The History of the Vacuum Cleaner

vacuum cleaner history

These funny-shaped, noisy contraptions can clean up a mess in just a few seconds flat, thanks to their powerful suction. Today, the vacuum cleaners that we see stocking the shelves of our favorite home stores are part of a billion dollar industry. However, it hasn’t always been this way. Believe it or not, the development of vacuum cleaners took hundreds of years to get right.

The broom was, of course, the first step in the creation of the vacuum cleaner. There are examples of this useful tool dating all the way back to 2000 BC. However, until 1797 the broom wasn’t as useful as it is today, as its bristles weren’t quite right. They were too soft and because of this, failed to pick anything up. Until a farmer changed the bristles that were used and made it a success.

Although the broom was useful, it didn’t make cleaning easier. This meant that soon enough people started coming up with ideas for cleaning methods that were a little less tedious. In England, automatic machines were invented for street cleaners. These were simple devices that relied on an internal pulley system. However, as these used brushes to mechanically sweep, they were little better than a broom.

In 1858, Hiram Herrick, an American man, submitted a patent for a carpet sweeper. This was something very similar to England’s street sweeper machines. It was effectively a mechanical dustpan and brush for use on carpet. It was a small step up from manual brooms but still wasn’t the vacuum cleaner that we know and love today.

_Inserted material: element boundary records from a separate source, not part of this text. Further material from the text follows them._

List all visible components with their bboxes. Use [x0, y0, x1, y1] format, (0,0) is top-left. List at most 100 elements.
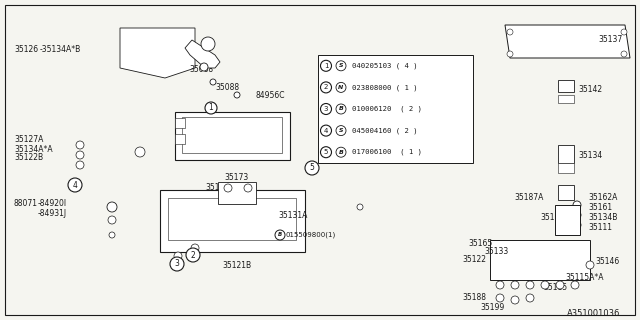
Circle shape	[76, 161, 84, 169]
Text: 023808000 ( 1 ): 023808000 ( 1 )	[352, 84, 418, 91]
Bar	[558, 163, 574, 173]
Text: 35121B: 35121B	[222, 260, 251, 269]
Text: 015509800(1): 015509800(1)	[285, 232, 335, 238]
Circle shape	[109, 232, 115, 238]
Circle shape	[541, 281, 549, 289]
Circle shape	[108, 216, 116, 224]
Text: 35188: 35188	[462, 292, 486, 301]
Circle shape	[507, 51, 513, 57]
Text: 35115: 35115	[543, 283, 567, 292]
Text: 35115A*B: 35115A*B	[205, 183, 243, 193]
Bar	[555, 205, 580, 235]
Text: -84931J: -84931J	[38, 209, 67, 218]
Text: 35088: 35088	[189, 66, 213, 75]
Circle shape	[234, 92, 240, 98]
Text: 88071: 88071	[14, 198, 38, 207]
Text: 1: 1	[209, 103, 213, 113]
Text: 35134: 35134	[578, 150, 602, 159]
Text: 5: 5	[310, 164, 314, 172]
Circle shape	[201, 37, 215, 51]
Circle shape	[621, 51, 627, 57]
Circle shape	[573, 211, 581, 219]
Text: 1: 1	[324, 63, 328, 69]
Circle shape	[321, 103, 332, 115]
Text: 4: 4	[324, 128, 328, 134]
Circle shape	[321, 82, 332, 93]
Text: 017006100  ( 1 ): 017006100 ( 1 )	[352, 149, 422, 156]
Circle shape	[511, 281, 519, 289]
Circle shape	[336, 61, 346, 71]
Circle shape	[507, 29, 513, 35]
Circle shape	[336, 126, 346, 136]
Text: 35131A: 35131A	[278, 211, 307, 220]
Text: 2: 2	[324, 84, 328, 90]
Text: 35187A: 35187A	[514, 194, 543, 203]
Text: A351001036: A351001036	[566, 308, 620, 317]
Bar	[558, 95, 574, 103]
Text: 010006120  ( 2 ): 010006120 ( 2 )	[352, 106, 422, 112]
Circle shape	[224, 184, 232, 192]
Circle shape	[174, 252, 182, 260]
Circle shape	[68, 178, 82, 192]
Text: -84920I: -84920I	[38, 198, 67, 207]
Circle shape	[200, 63, 208, 71]
Text: 35163: 35163	[540, 213, 564, 222]
Text: 35134B: 35134B	[588, 213, 618, 222]
Circle shape	[571, 281, 579, 289]
Polygon shape	[505, 25, 630, 58]
Circle shape	[621, 29, 627, 35]
Text: -35134A*B: -35134A*B	[40, 45, 81, 54]
Text: 35161: 35161	[588, 204, 612, 212]
Circle shape	[76, 151, 84, 159]
Text: 35122B: 35122B	[14, 154, 43, 163]
Text: 3: 3	[324, 106, 328, 112]
Circle shape	[526, 294, 534, 302]
Bar	[175, 134, 185, 144]
Text: 35111: 35111	[588, 223, 612, 233]
Text: S: S	[339, 128, 343, 133]
Circle shape	[205, 102, 217, 114]
Circle shape	[511, 296, 519, 304]
Circle shape	[170, 257, 184, 271]
Text: 4: 4	[72, 180, 77, 189]
Text: B: B	[339, 150, 344, 155]
Bar	[558, 145, 574, 163]
Circle shape	[573, 221, 581, 229]
Circle shape	[496, 281, 504, 289]
Bar	[168, 198, 296, 240]
Circle shape	[357, 204, 363, 210]
Text: 040205103 ( 4 ): 040205103 ( 4 )	[352, 62, 418, 69]
Bar	[160, 190, 305, 252]
Circle shape	[573, 201, 581, 209]
Circle shape	[586, 261, 594, 269]
Circle shape	[496, 294, 504, 302]
Circle shape	[336, 104, 346, 114]
Bar	[558, 80, 574, 92]
Text: 3: 3	[175, 260, 179, 268]
Text: N: N	[339, 85, 344, 90]
Bar	[175, 118, 185, 128]
Circle shape	[321, 147, 332, 158]
Text: 045004160 ( 2 ): 045004160 ( 2 )	[352, 127, 418, 134]
Bar	[175, 112, 290, 160]
Text: 35142: 35142	[578, 85, 602, 94]
Polygon shape	[185, 40, 220, 68]
Circle shape	[336, 82, 346, 92]
Text: 35122: 35122	[462, 255, 486, 265]
Bar	[182, 117, 282, 153]
Circle shape	[321, 60, 332, 71]
Text: 35165: 35165	[468, 238, 492, 247]
Bar	[318, 55, 473, 163]
Text: 35088: 35088	[215, 83, 239, 92]
Circle shape	[321, 125, 332, 136]
Circle shape	[135, 147, 145, 157]
Bar	[490, 240, 590, 280]
Polygon shape	[120, 28, 195, 78]
Bar	[558, 185, 574, 200]
Text: 35127A: 35127A	[14, 135, 44, 145]
Circle shape	[76, 141, 84, 149]
Text: 2: 2	[191, 251, 195, 260]
Circle shape	[186, 248, 200, 262]
Circle shape	[210, 79, 216, 85]
Text: S: S	[339, 63, 343, 68]
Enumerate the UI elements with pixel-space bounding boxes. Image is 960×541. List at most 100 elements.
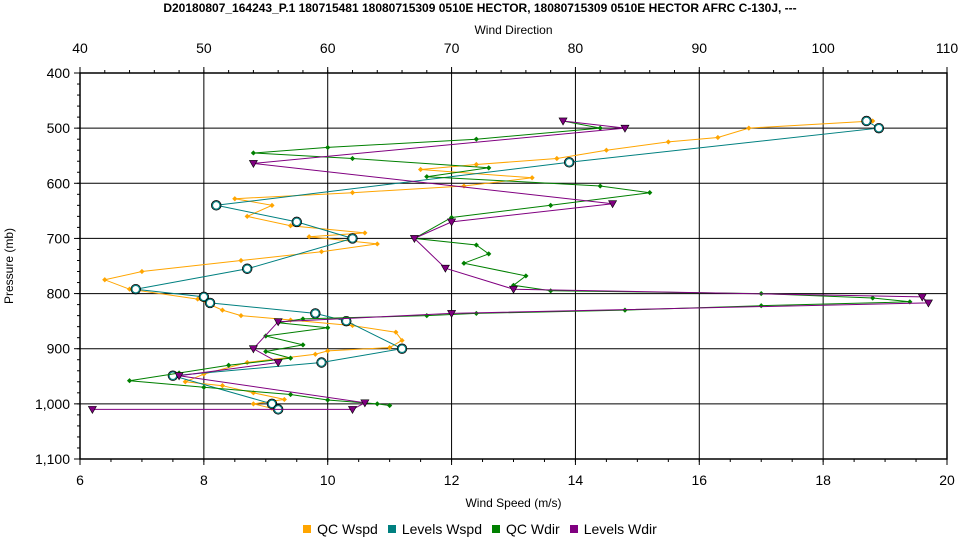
data-point [292,217,302,227]
data-point-outline [564,157,575,168]
legend-swatch [387,525,396,533]
data-point [126,378,133,384]
data-point [312,351,318,357]
x-tick-label: 16 [691,472,707,488]
data-point [267,399,277,409]
data-point [374,241,380,247]
data-point [87,406,97,414]
data-point [310,309,320,318]
data-point [248,345,258,354]
data-point [318,249,325,255]
plot-background [80,73,947,459]
data-point [447,218,457,227]
data-point [397,344,407,354]
legend-label: Levels Wdir [583,521,657,537]
data-point [226,362,232,368]
data-point [102,277,108,283]
y-tick-label: 1,000 [35,396,70,412]
data-point-outline [130,283,141,295]
data-point [461,260,467,266]
x2-axis-title: Wind Direction [474,23,552,37]
data-point [273,318,283,327]
x-tick-label: 18 [815,472,831,488]
data-point [201,384,207,390]
legend-item: Levels Wdir [569,521,657,537]
data-point [473,136,479,142]
x-tick-label: 20 [939,472,955,488]
data-point [424,174,430,180]
data-point [131,284,141,294]
legend-swatch [492,525,501,533]
chart-legend: QC Wspd Levels Wspd QC Wdir Levels Wdir [0,521,960,537]
data-point-outline [396,343,408,354]
data-point [287,223,294,229]
data-point [508,285,519,294]
y-tick-label: 600 [47,175,71,191]
data-point [473,161,479,168]
data-point [473,242,479,248]
data-point [244,359,250,366]
data-point [665,139,671,145]
x2-tick-label: 100 [811,40,835,56]
data-point [409,235,419,244]
x2-tick-label: 110 [936,40,959,56]
data-point [325,325,331,331]
data-point [387,345,393,351]
data-point [758,303,764,309]
x2-tick-label: 60 [320,40,336,56]
data-point-outline [198,291,210,303]
data-point [374,401,380,407]
data-point-outline [211,200,222,211]
data-point-outline [347,233,358,244]
legend-swatch [569,525,578,533]
data-point [622,307,628,313]
legend-label: Levels Wspd [401,521,483,537]
data-point [564,157,574,167]
data-point [862,116,871,126]
data-point [870,118,876,124]
plot-frame [79,72,948,460]
y-tick-label: 900 [47,341,71,357]
data-point [440,264,450,273]
data-point [608,200,618,209]
x2-tick-label: 40 [72,40,88,56]
x-tick-label: 6 [76,472,84,488]
data-point [447,310,457,319]
data-point [126,286,133,292]
data-point [250,390,256,396]
data-point [199,292,209,302]
x-axis-title: Wind Speed (m/s) [465,496,561,510]
data-point-outline [266,398,278,410]
data-point [597,183,603,189]
data-point [250,401,256,407]
data-point-outline [291,216,302,228]
data-point [647,190,653,196]
y-axis-title: Pressure (mb) [2,228,16,304]
data-point [917,293,927,302]
data-point [473,310,479,317]
data-point [746,125,752,131]
x-tick-label: 12 [444,472,460,488]
data-point [325,397,331,403]
data-point [486,165,492,171]
data-point [269,202,275,208]
data-point [281,396,287,403]
data-point [248,160,258,169]
data-point [300,342,306,348]
legend-label: QC Wdir [506,521,560,537]
data-point [348,234,357,243]
data-point [362,230,368,236]
data-point-outline [316,357,327,368]
data-point [287,391,294,398]
data-point [349,190,356,196]
legend-item: QC Wdir [492,521,560,537]
x-tick-label: 10 [320,472,336,488]
data-point [349,155,356,162]
data-point [325,348,331,354]
data-point [174,372,184,381]
x-tick-label: 14 [568,472,584,488]
data-point [195,296,201,302]
data-point-outline [873,122,885,134]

Daniel Hess then changed the cleaning game forever in 1860 with his addition of air to carpet sweepers. It might have still been a manually operated machine using bellows, but it was a lot closer to the vacuum cleaners that we use today.

In 1869, mechanical cleaners were taken one step further with the addition of a fan. This was the idea of Ives McGaffey, an American man from Chicago. However, even with the addition of a fan, this machine was hard to use, due to the fact it had to be run by hand.

Come 1898; John Thurman created a gas powered carpet renovator. It wasn’t a vacuum cleaner as it didn’t suck, but it did produce a blast of air to move dust and blow it into an attached box. However, the problem with this was that it was as big as a horse and carriage, so wasn’t a practical solution.

However, in 1935, Hubert Cecil Booth came up with a similar invention that was a lot more popular. He created the Puffing Billy, a machine that was pulled around the streets of London by a horse. The Puffing Billy did so well it was even used to clean Westminster Abbey. The King and Queen were so impressed with how well it worked that they purchased machines for Buckingham Palace and Windsor Castle. By the start of the 19th century, Booth’s machines were installed in large homes, buildings, and hotels. However, as they took up so much space, they weren’t suitable for regular sized homes.

James Murray Spangler, a custodian from Ohio, came up with a new type of vacuum cleaner. He used a broom, electric motor, and a pillowcase. What made his invention so popular was that it stood upright and was easily portable. In 1907 he quit his job to start selling his invention. However, it wasn’t to be. He ran out of money and wasn’t able to continue with his venture. That was when his cousin, Susan Hoover, stepped in, along with her husband, William Hoover. They purchased the patent from him and gradually turned his invention into a success.

Today, Hoover is a name that’s known across the world.